The peak impact force is one of the most important response parameters governing the overall dynamic response of the impacted beam. An evolutionary genetic model is developed to predict this important force that is transferred to the RC beam under impact loading. The key contribution of this model is the implementation of key influencing factors including concrete compressive strength, the shear span to depth ratio, and the tensile reinforcement quantity and strength, which has considerably improved the accuracy as compared to the other available models. Based on the available literature, 126 experiments were compiled, of which 42 experiments were employed for validation purposes.
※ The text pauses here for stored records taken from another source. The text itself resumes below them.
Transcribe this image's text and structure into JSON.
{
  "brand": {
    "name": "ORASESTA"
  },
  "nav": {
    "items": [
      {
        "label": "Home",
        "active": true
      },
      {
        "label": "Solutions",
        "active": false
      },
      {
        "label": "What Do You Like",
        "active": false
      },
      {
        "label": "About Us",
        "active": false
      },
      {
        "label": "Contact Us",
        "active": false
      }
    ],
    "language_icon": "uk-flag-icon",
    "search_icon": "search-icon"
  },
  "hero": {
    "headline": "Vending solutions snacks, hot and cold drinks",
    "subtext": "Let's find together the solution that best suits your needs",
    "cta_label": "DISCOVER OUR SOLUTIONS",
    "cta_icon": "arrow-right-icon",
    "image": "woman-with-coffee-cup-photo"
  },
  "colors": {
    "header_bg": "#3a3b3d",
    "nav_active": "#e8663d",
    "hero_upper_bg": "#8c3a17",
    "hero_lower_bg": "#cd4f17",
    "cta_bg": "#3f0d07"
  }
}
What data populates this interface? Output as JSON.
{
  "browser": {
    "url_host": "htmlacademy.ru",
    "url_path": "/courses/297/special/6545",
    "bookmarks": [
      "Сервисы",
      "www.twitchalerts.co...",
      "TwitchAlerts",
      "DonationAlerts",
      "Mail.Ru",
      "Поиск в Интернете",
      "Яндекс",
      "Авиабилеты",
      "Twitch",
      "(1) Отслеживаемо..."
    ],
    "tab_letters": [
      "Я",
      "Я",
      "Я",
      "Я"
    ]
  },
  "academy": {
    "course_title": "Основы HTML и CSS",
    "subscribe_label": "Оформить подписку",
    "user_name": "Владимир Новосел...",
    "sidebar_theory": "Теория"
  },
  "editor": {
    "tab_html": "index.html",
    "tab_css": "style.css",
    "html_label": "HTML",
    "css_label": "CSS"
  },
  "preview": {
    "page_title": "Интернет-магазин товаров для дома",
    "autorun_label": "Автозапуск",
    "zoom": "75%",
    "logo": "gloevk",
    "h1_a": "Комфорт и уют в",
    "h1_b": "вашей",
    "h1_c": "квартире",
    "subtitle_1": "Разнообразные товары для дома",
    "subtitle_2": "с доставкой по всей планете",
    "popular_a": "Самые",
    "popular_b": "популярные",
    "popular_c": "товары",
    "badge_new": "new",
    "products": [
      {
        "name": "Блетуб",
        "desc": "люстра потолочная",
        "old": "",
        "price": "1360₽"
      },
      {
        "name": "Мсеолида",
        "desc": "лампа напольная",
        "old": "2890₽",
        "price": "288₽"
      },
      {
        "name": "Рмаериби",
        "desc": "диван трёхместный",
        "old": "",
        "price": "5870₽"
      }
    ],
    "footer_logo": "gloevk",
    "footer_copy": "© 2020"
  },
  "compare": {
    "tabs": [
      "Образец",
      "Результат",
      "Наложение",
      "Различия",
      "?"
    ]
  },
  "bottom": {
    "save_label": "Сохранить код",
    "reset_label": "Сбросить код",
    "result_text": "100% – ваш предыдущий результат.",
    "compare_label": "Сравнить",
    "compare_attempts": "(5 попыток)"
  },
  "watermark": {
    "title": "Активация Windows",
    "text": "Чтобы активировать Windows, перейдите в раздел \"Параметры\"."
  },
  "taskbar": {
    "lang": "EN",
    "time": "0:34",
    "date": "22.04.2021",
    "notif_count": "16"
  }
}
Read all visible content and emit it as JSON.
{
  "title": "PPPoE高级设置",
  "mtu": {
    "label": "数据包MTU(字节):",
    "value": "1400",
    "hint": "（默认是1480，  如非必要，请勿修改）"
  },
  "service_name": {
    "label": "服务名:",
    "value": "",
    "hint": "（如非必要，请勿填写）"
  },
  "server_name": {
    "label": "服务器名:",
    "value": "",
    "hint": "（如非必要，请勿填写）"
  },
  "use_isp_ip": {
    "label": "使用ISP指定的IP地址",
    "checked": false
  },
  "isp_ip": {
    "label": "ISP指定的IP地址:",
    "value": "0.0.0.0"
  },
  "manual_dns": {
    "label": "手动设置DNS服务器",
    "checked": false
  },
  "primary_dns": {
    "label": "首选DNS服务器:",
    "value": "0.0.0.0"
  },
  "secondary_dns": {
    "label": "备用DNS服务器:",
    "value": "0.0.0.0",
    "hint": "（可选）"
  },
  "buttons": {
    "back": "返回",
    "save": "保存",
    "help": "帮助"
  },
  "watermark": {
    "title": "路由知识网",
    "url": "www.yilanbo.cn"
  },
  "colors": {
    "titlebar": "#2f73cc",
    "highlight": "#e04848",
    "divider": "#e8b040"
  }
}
The proposed machine learning model is benchmarked against two existing models, one analytical and the other regression-based. The following conclusions are drawn:

• An increase in the influencing factors, such as the concrete compressive strength, the steel bar tensile strength, the longitudinal reinforcement ratio, the geometric dimension of beam cross-section, and the input kinetic energy results in attracting more impact force. Contrarily, an increase in the beam span results in attracting less impact force;
• The proposed empirical equation can accurately determine the impact force by incorporating all the aforementioned influencing factors. In addition, the influencing parameters in the model are consistently related to the experimental data;
• The predictive ability of the proposed model is indicated by the coefficient of determination, performance factor, and the average absolute error (98%, 1.01, and 15.2%, respectively);
• The proposed model can approximate the transmitted impact force to the RC beam more closely than an available analytical model and an artificial neural network-based model. A comparison is made with two different models to evidence the predictive ability of the developed model;
• The proposed model is also validated by comparing the results with the FE simulation, using an ABAQUS/Explicit solver, which was developed on existing experimental results. The model gives good agreement with the numerical results showing less than 4% error;
• Overall, the proposed regression model offers an excellent predictive tool for determining the peak impact force transmitted to RC beams subjected to impact. Surely, the predictability of the current model has been improved by incorporating the important influencing parameters, such as the properties of shear and longitudinal reinforcement. This impact force can be employed for determining the bending and shear design of these beams, which is useful design information in terms of sizing and detailing of RC beams under impact loading;
• In future work, experiments will be performed to further validate the empirical formulation with varying impactor mass, striking velocity, and steel reinforcement in an RC beam. Additionally, the ABAQUS formulation will be improved by adopting actual stress–strain curves to accurately simulate the tested beams.